There are a certain series of events that follow when a person is arrested. Law enforcement is expected to follow specific procedures during and after the arrest has been made to ensure compliance with your constitutional and legal rights. In the United States, individuals who are arrested on suspicion of committing a crime have specific rights that need to be explained to them before they are subjected to any questioning. These rights protect the individual’s Fifth Amendment and must be read to the accused. It is only after you have been booked in jail that you can contact a bail bondsman.

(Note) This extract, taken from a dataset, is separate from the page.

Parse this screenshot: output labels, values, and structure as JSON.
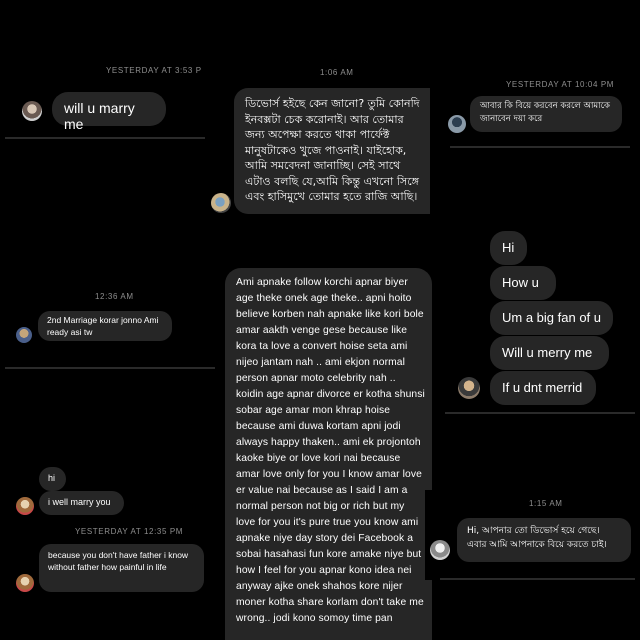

Here are some basic rights you have as an arrested individual:
- You have a right to be booked
- Right to be presented before a judge
- Right to be released on bail
Once you have been arrested, you are booked. As part of the arrest process, the law enforcers will ask you for basic information such as your Birthdate and address. They can also take your photograph and fingerprint. Also, you can be asked for a handwriting sample or take part in a lineup.
After the arrest has been made, you have the right to be presented before a judge or a magistrate within a specified reasonable period, which can be after several hours or overnight. It might take longer if you have been arrested over the weekend. If you are not booked over a reasonable duration, your attorney has the right to appear before the judge and obtain an order instructing the police to present you before the court for the determination of whether you are held lawfully.
Based on the crime that you are being accused of committing, you have the right to be released on bail. Technically, after being arrested, you can get out of jail before the court date by posting bail. At this point, you can contact a reputable bail bondsman to post your bail so you can get out.